I am inevitable like the currents in the blue sea. There’s no way of avoiding me. I am all man’s destiny.

Don’t wait with baited breath, I’ll come, as sure as I am death.

Last Words

100 words –

I’ve heard last words that sear my soul. Cries from dying comrades calling for their mother, as their lifeblood soaked a jungle floor in a meaningless war.

In the movies the hero always says something brave and fine with their last words before closing their eyes and meeting eternity and inspiring the viewer in spite of their grief, that their death wasn’t in vain.

Such noble sentiment seldom occurs in the real world where last words are more likely to be “No!” or, “Too soon!” But to be fair, there is a fair share that say, “I love you too.

Flights of Fantasy

1-passengers-boarding-early-morning-dehaviland-twin-otter-light-aircraft-flight-to-grand-canyon-at-bou-joe-fox

“The next flight will be in one hour,” a man’s voice blared from the speakers in the small airport’s lounge.

“How did you find out about these special flights” a young woman asked the elderly man sitting next to her. He straightened up in his seat, and said someone – a stranger – gave him a free ticket when he was wandering around the streets looking for eats.

“I’m a traveling man,” he said, as he ran his thin fingers through the silver wisp on the top of his head. “Been there, and done that,” the old man claimed with pride in his voice.

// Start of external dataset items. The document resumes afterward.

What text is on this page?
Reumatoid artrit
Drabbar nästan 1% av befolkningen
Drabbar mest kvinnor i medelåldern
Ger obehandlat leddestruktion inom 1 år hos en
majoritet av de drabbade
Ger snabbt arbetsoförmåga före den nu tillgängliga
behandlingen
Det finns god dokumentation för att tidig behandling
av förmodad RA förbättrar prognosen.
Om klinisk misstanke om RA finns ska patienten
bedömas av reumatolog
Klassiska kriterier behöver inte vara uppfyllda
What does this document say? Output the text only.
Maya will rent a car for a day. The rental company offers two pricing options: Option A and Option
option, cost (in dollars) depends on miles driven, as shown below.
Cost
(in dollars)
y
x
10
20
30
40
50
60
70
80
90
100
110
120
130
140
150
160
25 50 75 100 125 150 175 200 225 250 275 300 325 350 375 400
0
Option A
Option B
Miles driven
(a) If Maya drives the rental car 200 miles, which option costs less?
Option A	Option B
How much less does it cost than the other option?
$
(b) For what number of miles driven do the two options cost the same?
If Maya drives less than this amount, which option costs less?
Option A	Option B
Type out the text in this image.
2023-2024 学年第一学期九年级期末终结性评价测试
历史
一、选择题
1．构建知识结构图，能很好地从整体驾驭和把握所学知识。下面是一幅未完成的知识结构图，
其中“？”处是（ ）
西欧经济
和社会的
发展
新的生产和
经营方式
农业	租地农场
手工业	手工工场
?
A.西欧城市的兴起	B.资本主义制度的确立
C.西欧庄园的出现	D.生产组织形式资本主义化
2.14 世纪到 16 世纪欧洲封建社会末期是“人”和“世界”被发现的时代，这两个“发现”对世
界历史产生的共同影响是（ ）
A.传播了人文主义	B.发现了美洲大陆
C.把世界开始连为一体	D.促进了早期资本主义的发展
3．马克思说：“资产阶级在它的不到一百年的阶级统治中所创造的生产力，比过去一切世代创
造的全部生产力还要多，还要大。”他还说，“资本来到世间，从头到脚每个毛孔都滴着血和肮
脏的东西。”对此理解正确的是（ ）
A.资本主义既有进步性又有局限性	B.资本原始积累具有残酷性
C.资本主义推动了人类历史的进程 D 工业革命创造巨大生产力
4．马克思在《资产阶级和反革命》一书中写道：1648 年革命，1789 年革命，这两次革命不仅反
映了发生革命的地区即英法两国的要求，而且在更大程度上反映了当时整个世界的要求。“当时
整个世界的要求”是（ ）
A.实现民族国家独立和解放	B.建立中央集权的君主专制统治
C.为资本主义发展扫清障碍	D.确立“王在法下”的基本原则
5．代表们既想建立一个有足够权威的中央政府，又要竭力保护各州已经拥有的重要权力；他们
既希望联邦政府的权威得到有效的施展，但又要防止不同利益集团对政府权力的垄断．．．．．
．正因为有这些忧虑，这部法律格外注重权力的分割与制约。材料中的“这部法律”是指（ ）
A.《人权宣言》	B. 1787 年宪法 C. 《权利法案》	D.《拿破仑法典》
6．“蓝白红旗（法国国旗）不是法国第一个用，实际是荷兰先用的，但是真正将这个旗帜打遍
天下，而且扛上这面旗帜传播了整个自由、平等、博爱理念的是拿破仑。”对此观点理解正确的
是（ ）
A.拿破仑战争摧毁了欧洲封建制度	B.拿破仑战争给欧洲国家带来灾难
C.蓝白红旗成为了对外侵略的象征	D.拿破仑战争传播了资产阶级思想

“That’s funny,” the young woman said. “A stranger gave me a free ticket too.”

After that they sat in silence as more passengers slowly arrived. The plane only held twelve passengers at a time. They were all there when a green light above the outside door – leading to the tiny runway that led to the waiting plane – blinked on and off.

An airline employee opened the door and gestured for the group to come over and hand her their tickets. This was done quickly and efficiently. Fog was settling in as the group followed a waiting guide with a flashlight towards the plane. They could hear it’s props whirring in the growing dusk.

The passengers approached the temporary stairs leading up into the plane. Two workers stood on either side with flashlights, waiting to roll them away after the last passenger boarded.

One-by-one they walked up the steps and disappeared inside. There were no stewardess, or stewards. The pilot’s voice came over the inner com and asked everyone to buckle up their seatbelts. A moment later he appeared from the front cabin, closing and locking the passenger door.

“Seems odd that we’d take off this late and in the fog,” the young woman said out loud.

Someone in another seat said, “Don’t worry about it! It’s better than the alternative. Am I right?” he asked the passenger next to him, a frail man with nervous eyes.

“Yes…I suppose so,” the thin man meekly agreed.

“Doesn’t anyone wonder how we ended up here?” the young woman asked the old man next to her.

“Most know,” he replied. “Some are slower to accept what happened, however.”

“What happened?” the young woman demanded.

“That chap that gave you this plane ticket was death granting you a final fantasy before taking you forever into his gloomy realms.”Β 

“I still don’t get it. What’s my fantasy then?” she asked.

“The same as all of ours. To escape death even though we know we’re going to die someday. These flights of fantasy help keep us grounded up here,” the old man said, while pointing at his nearly bald head.

As It Stands, I think we all secretly harbor the fantasy we won’t die.